Noticias
Anotaciones
Comentarios

P6215565
El 21 ya se acabó lo bueno, Gerardo tiene ya los exámenes encima (se ve que aquí cada universidad tiene un calendario diferente) y yo tenía clase en Darmstadt, así que me tenía que volver.
En principio iba a coger el tren de las 7:15, pero pensándolo bien, decidí coger el de las 6:15 y así llegar una hora antes a Darmstadt, para así tener más tiempo para comer, ir a clase y esas cosas.
Es lo que tienen los trenes alemanes, como los billetes no están cerrados, uno puede coger el tren que le apetezca.
A Gerardo le pareció muy buena la idea, sólo tenía que madrugar una hora más gracias a mí (estoy siendo sarcástico), pero bueno, al final lo convencí.
El tren era un ICE, en concreto el ICE 1654, estos trenes son de lo más curiosos, cuando empiezas te dan un folleto con el plan de viaje, estación de origen, paradas, duración, kilómetros, etc.
Pero claro todo no iba a ir sobre ruedas, Al poco de pasar por Leipzig hubo un problema y el tren se retrasó 25 minutos, retraso que llevó hasta Frankfurt (y supongo que hasta Wiesbaden que era el fin del tren).
Total que cuando llegué a la estación de Frankfurt, salí corriendo para coger el tren regional de Darmstadt, pero justo cuando llegué arrancó y no me pude montar… y el próximo salía en una hora, total que me había pegado el madrugón para nada.

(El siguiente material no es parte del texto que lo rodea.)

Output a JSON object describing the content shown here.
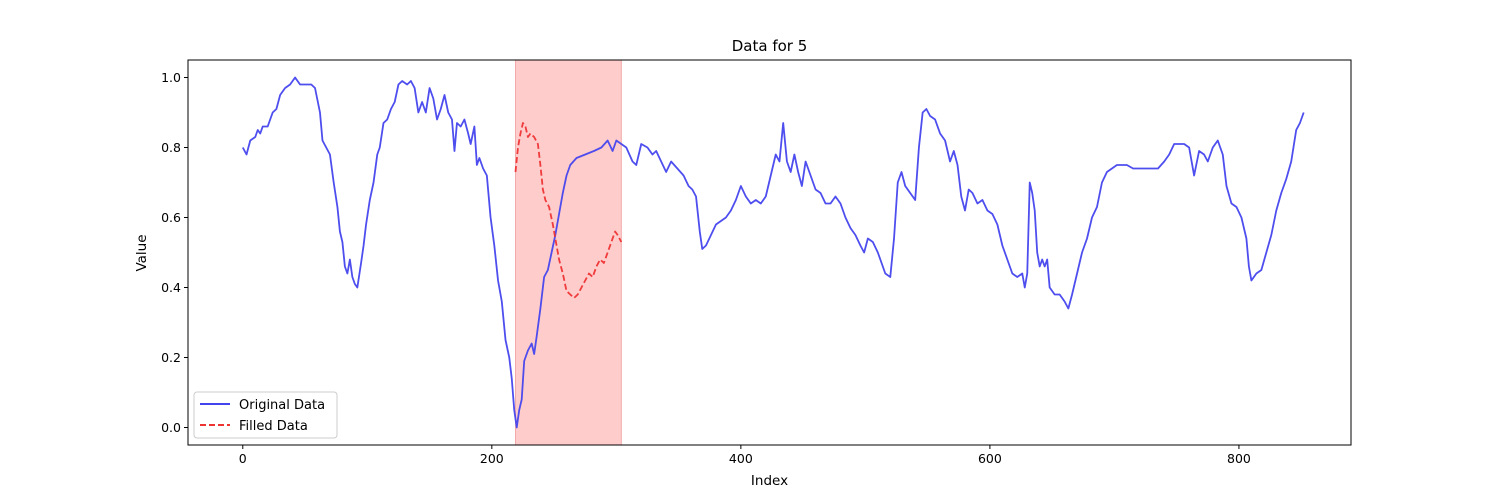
{
  "chart_data": {
    "type": "line",
    "title": "Data for 5",
    "xlabel": "Index",
    "ylabel": "Value",
    "xlim": [
      -44,
      890
    ],
    "ylim": [
      -0.05,
      1.05
    ],
    "xticks": [
      0,
      200,
      400,
      600,
      800
    ],
    "yticks": [
      0.0,
      0.2,
      0.4,
      0.6,
      0.8,
      1.0
    ],
    "xtick_labels": [
      "0",
      "200",
      "400",
      "600",
      "800"
    ],
    "ytick_labels": [
      "0.0",
      "0.2",
      "0.4",
      "0.6",
      "0.8",
      "1.0"
    ],
    "legend_position": "lower-left",
    "grid": false,
    "highlight_span": {
      "x0": 219,
      "x1": 304,
      "color": "#ffcccc"
    },
    "series": [
      {
        "name": "Original Data",
        "color": "#4444ee",
        "style": "solid",
        "points": [
          [
            0,
            0.8
          ],
          [
            3,
            0.78
          ],
          [
            6,
            0.82
          ],
          [
            10,
            0.83
          ],
          [
            12,
            0.85
          ],
          [
            14,
            0.84
          ],
          [
            16,
            0.86
          ],
          [
            20,
            0.86
          ],
          [
            24,
            0.9
          ],
          [
            27,
            0.91
          ],
          [
            30,
            0.95
          ],
          [
            34,
            0.97
          ],
          [
            38,
            0.98
          ],
          [
            42,
            1.0
          ],
          [
            46,
            0.98
          ],
          [
            50,
            0.98
          ],
          [
            55,
            0.98
          ],
          [
            58,
            0.97
          ],
          [
            62,
            0.9
          ],
          [
            64,
            0.82
          ],
          [
            67,
            0.8
          ],
          [
            70,
            0.78
          ],
          [
            73,
            0.7
          ],
          [
            76,
            0.63
          ],
          [
            78,
            0.56
          ],
          [
            80,
            0.53
          ],
          [
            82,
            0.46
          ],
          [
            84,
            0.44
          ],
          [
            86,
            0.48
          ],
          [
            88,
            0.43
          ],
          [
            90,
            0.41
          ],
          [
            92,
            0.4
          ],
          [
            95,
            0.47
          ],
          [
            97,
            0.52
          ],
          [
            99,
            0.58
          ],
          [
            102,
            0.65
          ],
          [
            105,
            0.7
          ],
          [
            108,
            0.78
          ],
          [
            110,
            0.8
          ],
          [
            113,
            0.87
          ],
          [
            116,
            0.88
          ],
          [
            119,
            0.91
          ],
          [
            122,
            0.93
          ],
          [
            125,
            0.98
          ],
          [
            128,
            0.99
          ],
          [
            132,
            0.98
          ],
          [
            135,
            0.99
          ],
          [
            138,
            0.97
          ],
          [
            141,
            0.9
          ],
          [
            144,
            0.93
          ],
          [
            147,
            0.9
          ],
          [
            150,
            0.97
          ],
          [
            153,
            0.94
          ],
          [
            156,
            0.88
          ],
          [
            159,
            0.91
          ],
          [
            162,
            0.95
          ],
          [
            165,
            0.9
          ],
          [
            168,
            0.88
          ],
          [
            170,
            0.79
          ],
          [
            172,
            0.87
          ],
          [
            175,
            0.86
          ],
          [
            178,
            0.88
          ],
          [
            181,
            0.84
          ],
          [
            183,
            0.81
          ],
          [
            186,
            0.86
          ],
          [
            188,
            0.75
          ],
          [
            190,
            0.77
          ],
          [
            193,
            0.74
          ],
          [
            196,
            0.72
          ],
          [
            199,
            0.6
          ],
          [
            202,
            0.52
          ],
          [
            205,
            0.42
          ],
          [
            208,
            0.36
          ],
          [
            211,
            0.25
          ],
          [
            214,
            0.2
          ],
          [
            216,
            0.14
          ],
          [
            218,
            0.05
          ],
          [
            220,
            0.0
          ],
          [
            222,
            0.05
          ],
          [
            224,
            0.08
          ],
          [
            226,
            0.19
          ],
          [
            229,
            0.22
          ],
          [
            232,
            0.24
          ],
          [
            234,
            0.21
          ],
          [
            236,
            0.26
          ],
          [
            239,
            0.34
          ],
          [
            242,
            0.43
          ],
          [
            245,
            0.45
          ],
          [
            248,
            0.5
          ],
          [
            251,
            0.55
          ],
          [
            254,
            0.61
          ],
          [
            257,
            0.67
          ],
          [
            260,
            0.72
          ],
          [
            263,
            0.75
          ],
          [
            268,
            0.77
          ],
          [
            275,
            0.78
          ],
          [
            282,
            0.79
          ],
          [
            288,
            0.8
          ],
          [
            293,
            0.82
          ],
          [
            297,
            0.79
          ],
          [
            300,
            0.82
          ],
          [
            304,
            0.81
          ],
          [
            308,
            0.8
          ],
          [
            313,
            0.76
          ],
          [
            316,
            0.75
          ],
          [
            320,
            0.81
          ],
          [
            325,
            0.8
          ],
          [
            329,
            0.78
          ],
          [
            332,
            0.79
          ],
          [
            336,
            0.76
          ],
          [
            340,
            0.73
          ],
          [
            344,
            0.76
          ],
          [
            349,
            0.74
          ],
          [
            354,
            0.72
          ],
          [
            358,
            0.69
          ],
          [
            361,
            0.68
          ],
          [
            364,
            0.66
          ],
          [
            367,
            0.56
          ],
          [
            369,
            0.51
          ],
          [
            372,
            0.52
          ],
          [
            376,
            0.55
          ],
          [
            380,
            0.58
          ],
          [
            384,
            0.59
          ],
          [
            388,
            0.6
          ],
          [
            392,
            0.62
          ],
          [
            396,
            0.65
          ],
          [
            400,
            0.69
          ],
          [
            404,
            0.66
          ],
          [
            408,
            0.64
          ],
          [
            412,
            0.65
          ],
          [
            416,
            0.64
          ],
          [
            420,
            0.66
          ],
          [
            424,
            0.72
          ],
          [
            428,
            0.78
          ],
          [
            431,
            0.76
          ],
          [
            434,
            0.87
          ],
          [
            437,
            0.76
          ],
          [
            440,
            0.73
          ],
          [
            443,
            0.78
          ],
          [
            446,
            0.73
          ],
          [
            449,
            0.69
          ],
          [
            452,
            0.76
          ],
          [
            456,
            0.72
          ],
          [
            460,
            0.68
          ],
          [
            464,
            0.67
          ],
          [
            468,
            0.64
          ],
          [
            472,
            0.64
          ],
          [
            476,
            0.66
          ],
          [
            480,
            0.64
          ],
          [
            484,
            0.6
          ],
          [
            488,
            0.57
          ],
          [
            492,
            0.55
          ],
          [
            496,
            0.52
          ],
          [
            499,
            0.5
          ],
          [
            502,
            0.54
          ],
          [
            506,
            0.53
          ],
          [
            510,
            0.5
          ],
          [
            513,
            0.47
          ],
          [
            516,
            0.44
          ],
          [
            520,
            0.43
          ],
          [
            523,
            0.54
          ],
          [
            526,
            0.7
          ],
          [
            529,
            0.73
          ],
          [
            532,
            0.69
          ],
          [
            536,
            0.67
          ],
          [
            540,
            0.65
          ],
          [
            543,
            0.8
          ],
          [
            546,
            0.9
          ],
          [
            549,
            0.91
          ],
          [
            552,
            0.89
          ],
          [
            556,
            0.88
          ],
          [
            560,
            0.84
          ],
          [
            564,
            0.82
          ],
          [
            568,
            0.76
          ],
          [
            571,
            0.79
          ],
          [
            574,
            0.75
          ],
          [
            577,
            0.66
          ],
          [
            580,
            0.62
          ],
          [
            583,
            0.68
          ],
          [
            586,
            0.67
          ],
          [
            590,
            0.64
          ],
          [
            594,
            0.65
          ],
          [
            598,
            0.62
          ],
          [
            602,
            0.61
          ],
          [
            606,
            0.58
          ],
          [
            610,
            0.52
          ],
          [
            614,
            0.48
          ],
          [
            618,
            0.44
          ],
          [
            622,
            0.43
          ],
          [
            626,
            0.44
          ],
          [
            628,
            0.4
          ],
          [
            630,
            0.44
          ],
          [
            632,
            0.7
          ],
          [
            634,
            0.67
          ],
          [
            636,
            0.62
          ],
          [
            638,
            0.5
          ],
          [
            640,
            0.46
          ],
          [
            642,
            0.48
          ],
          [
            644,
            0.46
          ],
          [
            646,
            0.48
          ],
          [
            648,
            0.4
          ],
          [
            652,
            0.38
          ],
          [
            656,
            0.38
          ],
          [
            660,
            0.36
          ],
          [
            663,
            0.34
          ],
          [
            666,
            0.38
          ],
          [
            670,
            0.44
          ],
          [
            674,
            0.5
          ],
          [
            678,
            0.54
          ],
          [
            682,
            0.6
          ],
          [
            686,
            0.63
          ],
          [
            690,
            0.7
          ],
          [
            694,
            0.73
          ],
          [
            698,
            0.74
          ],
          [
            702,
            0.75
          ],
          [
            706,
            0.75
          ],
          [
            710,
            0.75
          ],
          [
            715,
            0.74
          ],
          [
            720,
            0.74
          ],
          [
            725,
            0.74
          ],
          [
            730,
            0.74
          ],
          [
            735,
            0.74
          ],
          [
            740,
            0.76
          ],
          [
            744,
            0.78
          ],
          [
            748,
            0.81
          ],
          [
            752,
            0.81
          ],
          [
            756,
            0.81
          ],
          [
            760,
            0.8
          ],
          [
            764,
            0.72
          ],
          [
            768,
            0.79
          ],
          [
            772,
            0.78
          ],
          [
            775,
            0.76
          ],
          [
            779,
            0.8
          ],
          [
            783,
            0.82
          ],
          [
            787,
            0.78
          ],
          [
            790,
            0.69
          ],
          [
            794,
            0.64
          ],
          [
            798,
            0.63
          ],
          [
            802,
            0.6
          ],
          [
            806,
            0.54
          ],
          [
            808,
            0.46
          ],
          [
            810,
            0.42
          ],
          [
            814,
            0.44
          ],
          [
            818,
            0.45
          ],
          [
            822,
            0.5
          ],
          [
            826,
            0.55
          ],
          [
            830,
            0.62
          ],
          [
            834,
            0.67
          ],
          [
            838,
            0.71
          ],
          [
            842,
            0.76
          ],
          [
            846,
            0.85
          ],
          [
            849,
            0.87
          ],
          [
            852,
            0.9
          ]
        ]
      },
      {
        "name": "Filled Data",
        "color": "#ee3333",
        "style": "dashed",
        "points": [
          [
            219,
            0.73
          ],
          [
            221,
            0.8
          ],
          [
            223,
            0.84
          ],
          [
            225,
            0.87
          ],
          [
            227,
            0.86
          ],
          [
            229,
            0.83
          ],
          [
            231,
            0.84
          ],
          [
            234,
            0.83
          ],
          [
            237,
            0.81
          ],
          [
            239,
            0.75
          ],
          [
            241,
            0.68
          ],
          [
            243,
            0.65
          ],
          [
            246,
            0.63
          ],
          [
            249,
            0.58
          ],
          [
            252,
            0.52
          ],
          [
            254,
            0.48
          ],
          [
            257,
            0.44
          ],
          [
            260,
            0.39
          ],
          [
            263,
            0.38
          ],
          [
            266,
            0.37
          ],
          [
            269,
            0.38
          ],
          [
            272,
            0.4
          ],
          [
            275,
            0.42
          ],
          [
            278,
            0.44
          ],
          [
            281,
            0.43
          ],
          [
            284,
            0.46
          ],
          [
            287,
            0.48
          ],
          [
            290,
            0.47
          ],
          [
            293,
            0.5
          ],
          [
            296,
            0.53
          ],
          [
            299,
            0.56
          ],
          [
            301,
            0.55
          ],
          [
            304,
            0.53
          ]
        ]
      }
    ]
  }
}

Pero pregunté y me dijeron que había un tren IC, que iba a algún sitio en el Odenwald y que lo podía coger con el billete que tenía. Así que nada a los 20 minutos llegó el tren (muy pequeño y diesel) y me dejó en la estación de Darmstadt-norte, que nunca la había utilizado, la verdad es que comparadas con las otras estaciones es una porquería, es lo que en España se conoce como apeadero.
Pero bueno, luego tranvía 8 hasta Luisenplatz y autobús F hasta Karlshof y todo perfecto.
Luego a comer a la mensa y a clase por la tarde, todo sobre ruedas (que es lo que tienen los trenes, je, je, je)
Conclusión: Los trenes alemanes también tienen retrasos.